The maritime industry has traditionally relied on paper-based and PDF formats for seafarers’ certificates, including STCW certificates of competency and proficiency, as well as other personal qualifications. While PDF-based solutions represent a step towards digitalisation, they continue to present significant challenges related to storage, verification, accessibility, portability, and fraud prevention for seafarers, training institutions, flag States, crew managers, and ship operators. 

 

In response, BIMCO has developed a standardised data model for electronic seafarer certificates, which has now been adopted into the IMO Compendium on Facilitation and Electronic Business. This model is intended to serve as a common semantic foundation to support harmonisation, interoperability, and trust across digital certification platforms. 

BIMCO House, Copenhagen Bagsværdvej 161, 2880 , Copenhagen (Bagsværd), Denmark
17 Sept 2026 - 17 Sept 2026 1 day
Jeppe Skovbakke Juhl Chief Naval Architect
Event

The purpose of the workshop is to demonstrate, in a practical and transparent manner, that genuine interoperability between independent digital certificate vault solutions is achievable when using the IMO Compendium reference model.

Solution providers are invited to pilot the exchange of a defined set of electronic seafarer certificates between respective platforms, without loss, alteration, or invalidation of data. The exercise is non-competitive, non-evaluative, and not a compliance audit. It is intended solely to illustrate interoperability in practice and to build confidence among industry stakeholders.
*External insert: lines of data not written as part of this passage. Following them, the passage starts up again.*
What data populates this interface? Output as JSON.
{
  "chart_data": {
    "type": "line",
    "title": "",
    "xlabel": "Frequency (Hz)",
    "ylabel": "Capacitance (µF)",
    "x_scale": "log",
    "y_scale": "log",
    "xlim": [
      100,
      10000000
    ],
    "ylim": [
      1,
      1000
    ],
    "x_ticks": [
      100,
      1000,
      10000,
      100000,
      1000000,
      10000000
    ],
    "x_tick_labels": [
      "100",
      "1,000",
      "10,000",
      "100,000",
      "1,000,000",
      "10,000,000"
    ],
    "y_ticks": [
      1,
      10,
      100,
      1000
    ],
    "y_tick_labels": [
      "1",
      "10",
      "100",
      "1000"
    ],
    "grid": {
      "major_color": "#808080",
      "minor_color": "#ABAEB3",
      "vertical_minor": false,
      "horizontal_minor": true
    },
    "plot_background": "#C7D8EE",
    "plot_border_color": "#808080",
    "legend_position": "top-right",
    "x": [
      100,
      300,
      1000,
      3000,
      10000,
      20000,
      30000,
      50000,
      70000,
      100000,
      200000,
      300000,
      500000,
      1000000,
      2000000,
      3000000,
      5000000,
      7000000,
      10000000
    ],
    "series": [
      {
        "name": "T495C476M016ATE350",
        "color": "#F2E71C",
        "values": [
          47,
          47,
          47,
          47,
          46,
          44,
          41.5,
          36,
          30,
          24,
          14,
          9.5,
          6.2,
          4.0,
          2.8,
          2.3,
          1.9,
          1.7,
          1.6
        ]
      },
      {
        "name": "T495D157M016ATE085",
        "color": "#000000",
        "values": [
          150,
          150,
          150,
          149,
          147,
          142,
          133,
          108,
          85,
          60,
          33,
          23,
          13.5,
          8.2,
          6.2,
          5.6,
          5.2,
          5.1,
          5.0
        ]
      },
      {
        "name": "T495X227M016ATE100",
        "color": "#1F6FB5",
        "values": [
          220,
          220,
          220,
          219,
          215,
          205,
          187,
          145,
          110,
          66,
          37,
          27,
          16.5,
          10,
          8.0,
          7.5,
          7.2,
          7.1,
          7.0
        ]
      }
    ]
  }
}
The workshop is explicitly not a “blame and shame” exercise, nor will BIMCO publish comparative rankings, individual pass/fail results, or commercial assessments of individual solutions. BIMCO will however report the result in a neutral and balanced manner to the IMO.  

The interoperability pilot will be conducted under the Chatham House Rule, meaning that information shared during the exercise may be used, but neither the identity nor the affiliation of participants will be disclosed.

 

Key principles 

The pilot will be guided by four overarching principles:

  1. Interoperability across the industry
    Digital certificate platforms must integrate seamlessly across shipowners, managers, and service providers, ensuring continuity of seafarers’ certification records throughout their careers.
  2. Seamless migration between digital certificate vaults
    Seafarers must be able to securely transfer their complete set of certificates between approved vault providers - for example when changing employer or assignment - without degradation, loss, or re-validation.
  3. International recognition of identity
    Digital certificates should be supported by robust digital identity mechanisms aligned with relevant international standards (e.g. ICAO, ISO, OpenID Foundation), to strengthen trust, reduce fraud, and streamline verification.
  4. Data protection and confidentiality
    Platforms must ensure that sensitive personal and certification data remains confidential and accessible only to authorised parties, in accordance with applicable data-protection frameworks. 

Participation

We welcome independent solution providers of digital seafarer certificate vault solutions that support, or intend to support, the IMO Compendium data model for electronic certificates. 

If your organisation is interested in participating, please confirm your availability by Friday, 14th August 2026 to Jeppe Skovbakke Juhl, jsj@bimco.org.

BIMCO will then provide detailed technical arrangements and the Terms of Reference for the interoperability pilot in advance. 

BIMCO believes that demonstrating interoperability in practice is a critical step towards broad industry adoption of electronic seafarer certificates and we welcome your contribution to this collaborative effort.